There is, however, only so much that Stanford can do on its own. As with most other industries, the lion’s share of emissions are derived from the healthcare supply chain. These so-called Scope 3 emissions include the production, transport and disposal of goods such as pharmaceuticals, medical devices and other hospital equipment.
“This can’t be accomplished without suppliers as partners. We have to address the incentive system so that the suppliers manufacture products that last longer and can be reused, rather than the current situation where the supplier’s incentive is simply to sell more disposable items,” Wilmot said.
Key to the whole process is understanding that upfront investment in greener ways of working can deliver not only environmental benefits but also a more sustainable commercial bottom line. In this respect, Wilmot is encouraged by the US Inflation Reduction Act, which has significant funding available to help organizations cut greenhouse gas emissions.
“There are hospitals in the middle of America that are running on very tight margins. So, we must figure out what are the scalable initiatives that can be done in any hospital,” she said. “If you can deliver a return on investment, for example in terms of energy consumption, then you can demonstrate value to the organization.”

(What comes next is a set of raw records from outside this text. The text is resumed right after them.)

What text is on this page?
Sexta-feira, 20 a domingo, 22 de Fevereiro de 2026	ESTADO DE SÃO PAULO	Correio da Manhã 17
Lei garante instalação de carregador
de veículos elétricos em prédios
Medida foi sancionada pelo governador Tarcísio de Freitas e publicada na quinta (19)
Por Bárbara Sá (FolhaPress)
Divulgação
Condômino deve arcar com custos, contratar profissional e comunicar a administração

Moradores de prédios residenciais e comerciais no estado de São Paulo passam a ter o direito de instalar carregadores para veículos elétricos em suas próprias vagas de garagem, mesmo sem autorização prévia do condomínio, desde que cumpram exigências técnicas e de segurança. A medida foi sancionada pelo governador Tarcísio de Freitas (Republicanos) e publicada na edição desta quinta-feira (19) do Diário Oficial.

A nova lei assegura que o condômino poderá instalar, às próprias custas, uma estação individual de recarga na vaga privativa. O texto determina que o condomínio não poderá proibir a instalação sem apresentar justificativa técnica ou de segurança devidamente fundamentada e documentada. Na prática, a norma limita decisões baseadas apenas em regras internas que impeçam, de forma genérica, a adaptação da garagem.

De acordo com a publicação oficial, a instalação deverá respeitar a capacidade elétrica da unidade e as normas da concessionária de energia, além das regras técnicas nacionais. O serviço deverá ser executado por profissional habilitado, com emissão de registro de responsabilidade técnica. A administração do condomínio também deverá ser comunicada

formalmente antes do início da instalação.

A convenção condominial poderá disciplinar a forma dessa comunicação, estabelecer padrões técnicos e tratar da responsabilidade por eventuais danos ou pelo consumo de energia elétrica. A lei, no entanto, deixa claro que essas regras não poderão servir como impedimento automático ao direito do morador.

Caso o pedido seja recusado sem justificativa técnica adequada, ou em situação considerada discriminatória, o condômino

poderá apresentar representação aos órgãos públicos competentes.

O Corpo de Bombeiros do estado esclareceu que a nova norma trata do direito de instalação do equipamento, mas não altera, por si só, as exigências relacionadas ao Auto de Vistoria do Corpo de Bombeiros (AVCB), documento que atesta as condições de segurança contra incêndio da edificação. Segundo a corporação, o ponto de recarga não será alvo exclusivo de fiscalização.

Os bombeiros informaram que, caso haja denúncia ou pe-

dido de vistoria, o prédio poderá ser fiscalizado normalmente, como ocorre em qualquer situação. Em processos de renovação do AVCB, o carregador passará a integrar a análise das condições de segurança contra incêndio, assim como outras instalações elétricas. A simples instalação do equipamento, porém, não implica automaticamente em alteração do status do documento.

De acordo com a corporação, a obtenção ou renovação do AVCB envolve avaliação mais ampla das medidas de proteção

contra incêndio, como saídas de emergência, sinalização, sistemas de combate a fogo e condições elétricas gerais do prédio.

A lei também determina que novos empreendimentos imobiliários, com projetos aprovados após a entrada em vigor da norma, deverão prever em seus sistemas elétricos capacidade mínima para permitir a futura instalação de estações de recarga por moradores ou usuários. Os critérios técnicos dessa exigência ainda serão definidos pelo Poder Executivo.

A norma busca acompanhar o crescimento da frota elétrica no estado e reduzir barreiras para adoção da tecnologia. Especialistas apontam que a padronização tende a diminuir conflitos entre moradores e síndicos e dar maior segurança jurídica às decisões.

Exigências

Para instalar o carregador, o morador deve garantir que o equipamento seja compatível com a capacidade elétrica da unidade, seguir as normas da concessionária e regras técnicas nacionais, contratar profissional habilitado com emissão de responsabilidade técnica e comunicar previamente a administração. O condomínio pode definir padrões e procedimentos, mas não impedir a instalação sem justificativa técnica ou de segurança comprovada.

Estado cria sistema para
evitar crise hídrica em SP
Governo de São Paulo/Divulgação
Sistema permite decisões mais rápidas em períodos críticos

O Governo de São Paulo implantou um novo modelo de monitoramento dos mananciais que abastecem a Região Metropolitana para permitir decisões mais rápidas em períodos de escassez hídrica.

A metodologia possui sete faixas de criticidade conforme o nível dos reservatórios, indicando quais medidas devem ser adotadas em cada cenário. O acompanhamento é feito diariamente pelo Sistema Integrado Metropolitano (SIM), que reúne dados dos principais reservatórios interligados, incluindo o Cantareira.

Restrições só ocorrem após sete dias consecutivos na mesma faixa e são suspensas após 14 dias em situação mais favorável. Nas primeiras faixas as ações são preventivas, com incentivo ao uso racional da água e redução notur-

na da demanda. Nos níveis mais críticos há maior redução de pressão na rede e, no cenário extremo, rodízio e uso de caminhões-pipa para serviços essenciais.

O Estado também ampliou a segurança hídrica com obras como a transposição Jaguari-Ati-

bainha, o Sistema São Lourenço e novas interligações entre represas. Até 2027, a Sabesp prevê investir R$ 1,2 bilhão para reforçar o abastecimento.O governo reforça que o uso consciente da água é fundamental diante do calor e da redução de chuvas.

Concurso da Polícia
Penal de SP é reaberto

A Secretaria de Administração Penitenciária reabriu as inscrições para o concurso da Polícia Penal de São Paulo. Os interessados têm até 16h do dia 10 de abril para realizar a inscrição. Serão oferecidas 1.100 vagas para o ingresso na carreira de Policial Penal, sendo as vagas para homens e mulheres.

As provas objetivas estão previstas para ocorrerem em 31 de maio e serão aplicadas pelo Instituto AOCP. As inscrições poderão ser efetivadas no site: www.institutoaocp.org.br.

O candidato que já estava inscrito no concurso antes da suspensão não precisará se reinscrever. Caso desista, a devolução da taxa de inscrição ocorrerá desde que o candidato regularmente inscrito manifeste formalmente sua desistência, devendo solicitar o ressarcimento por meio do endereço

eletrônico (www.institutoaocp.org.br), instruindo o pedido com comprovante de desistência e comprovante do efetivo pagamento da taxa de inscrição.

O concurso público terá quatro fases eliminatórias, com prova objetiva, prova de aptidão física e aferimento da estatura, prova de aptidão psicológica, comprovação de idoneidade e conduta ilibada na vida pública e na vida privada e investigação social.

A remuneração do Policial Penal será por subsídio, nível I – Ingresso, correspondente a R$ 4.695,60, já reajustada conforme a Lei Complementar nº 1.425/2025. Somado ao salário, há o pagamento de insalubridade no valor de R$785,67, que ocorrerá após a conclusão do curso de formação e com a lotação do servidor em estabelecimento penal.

Changing the direction of the supertanker that is the global healthcare sector is clearly a formidable task. It requires engagement and commitment across one of the most complex value chains in the modern economy. But it also needs leadership from institutions with the talent and resources to act as role models.
“This is part of our job as a brand of Stanford,” said Wilmot. “We are not here to be mediocre. We are here to make a difference.”